Hace mucho tiempo, en el reino de Gaethian, nació una doncella única.


La sangre noble del Rey corría por sus venas, y con atuendos nobles se ataviaba para pasear en Palacio.


Cuentan que tal era su hermosura, que desordenaba las estrellas a su paso y hacía palidecer a la luna, arrastrando un aura de luminosidad y esplendor que solo el sol podía igualar. Su cabello era un torrente de luz concentrada, un mar de fuegos fatuos. Sus ojos agridulces ofrecían una gentileza y una frialdad capaz de trastornar a aquel que los miraba, sumiéndolo en la más profunda locura. Su piel de marfil superaba en suavidad al terciopelo de sus vestidos, y sus perfiladas cejas eran arcos bañados en oro.


Entonces, el reino de Gaethian se encontraban en su periodo más esplendoroso: los ríos discurrían radiantes entre elegantes casas de roble y ladrillo rojo; se respiraba paz y alegría en el aire y las flores de los abundantes jardines crecían con más fuerza que nunca.


Aunque la princesa presentaba aquel esplendor enloquecedor, era una persona sorprendentemente solitaria. Se pasaba los días deambulando por Palacio, un impresionante aglutinamiento de torres y cúpulas, cada día con nuevas ampliaciones ahora que el reino se hallaba en auge. Paseaba con taciturnidad entre los pasillos de mármol rosado y recorría los extensos balcones que se extendían hasta el acantilado y daban vistas a la cascada.


Nunca salía de Palacio, para desesperación de los aldeanos y comerciantes que se amontonaban a sus puertas con la esperanza de contemplar aquella belleza estremecedora. Y para desgracia de los centinelas que custodiaban la muralla exterior, con la esperanza de algún día poder abandonar sus puestos y escoltar a la doncella única a sus aposentos. Y para exasperación de los campesinos de las afueras, que sembraban día tras día con más esfuerzo que nunca, aferrándose a la esperanza de algún día llegar a hacerse ricos y casarse con ella.


Cuando se hizo mujer, recibió cientos, si no miles, de cartas con poemas de sus numerosos pretendientes. Asustada, la doncella única las arrojó al suelo y declaró que no quería casarse pese a la insistencia de su padre. Ella quería proseguir con su vida en solitario, sin necesidad de un acompañante que le arrebatara la intimidad.

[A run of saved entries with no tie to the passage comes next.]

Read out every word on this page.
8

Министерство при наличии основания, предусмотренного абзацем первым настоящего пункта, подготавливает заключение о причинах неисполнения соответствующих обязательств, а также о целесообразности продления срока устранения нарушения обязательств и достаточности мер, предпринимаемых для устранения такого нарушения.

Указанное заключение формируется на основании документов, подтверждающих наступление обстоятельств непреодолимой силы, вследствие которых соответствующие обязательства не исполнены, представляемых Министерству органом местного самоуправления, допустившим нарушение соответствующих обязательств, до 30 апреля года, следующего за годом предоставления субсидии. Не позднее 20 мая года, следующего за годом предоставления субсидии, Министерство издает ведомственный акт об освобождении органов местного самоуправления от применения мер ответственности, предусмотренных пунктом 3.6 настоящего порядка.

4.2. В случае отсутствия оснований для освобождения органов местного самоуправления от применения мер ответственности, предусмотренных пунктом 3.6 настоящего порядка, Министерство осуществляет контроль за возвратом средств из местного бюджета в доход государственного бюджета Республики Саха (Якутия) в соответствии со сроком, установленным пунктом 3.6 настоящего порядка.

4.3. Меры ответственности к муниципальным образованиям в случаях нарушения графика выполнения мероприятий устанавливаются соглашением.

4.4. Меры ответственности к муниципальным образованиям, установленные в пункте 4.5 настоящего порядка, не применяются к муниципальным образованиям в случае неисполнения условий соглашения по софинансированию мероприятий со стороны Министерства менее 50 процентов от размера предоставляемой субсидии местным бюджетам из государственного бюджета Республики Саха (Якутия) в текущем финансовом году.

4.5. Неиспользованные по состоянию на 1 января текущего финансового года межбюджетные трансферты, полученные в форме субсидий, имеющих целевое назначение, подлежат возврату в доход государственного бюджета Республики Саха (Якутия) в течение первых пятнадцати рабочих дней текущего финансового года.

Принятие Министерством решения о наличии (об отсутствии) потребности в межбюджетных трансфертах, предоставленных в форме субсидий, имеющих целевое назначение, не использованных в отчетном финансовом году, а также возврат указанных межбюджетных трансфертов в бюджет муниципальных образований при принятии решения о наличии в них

Pero ya era demasiado tarde: entre dos reinos lejanos, más allá del mar, había estallado una violenta guerra entre dos reyes para obtener su mano. «¡No quiero casarme!» suplicó la doncella única multitud de ocasiones a los sordos oídos de su padre. 


Un año después, llegaron noticias del otro lado del mar sobre los muertos y el caos de la guerra. Hubo más de cuarenta millones de fallecidos en batalla, sin contar las infinitas víctimas del hambre, la crisis y el invierno. En los salvajes bosques llenos de nieve, las bestias se habían vuelto más feroces y solitarias que nunca y el continente entero se arrastraba cuesta abajo por la amargura que tras la guerra, se había instalado en cada uno de sus habitantes.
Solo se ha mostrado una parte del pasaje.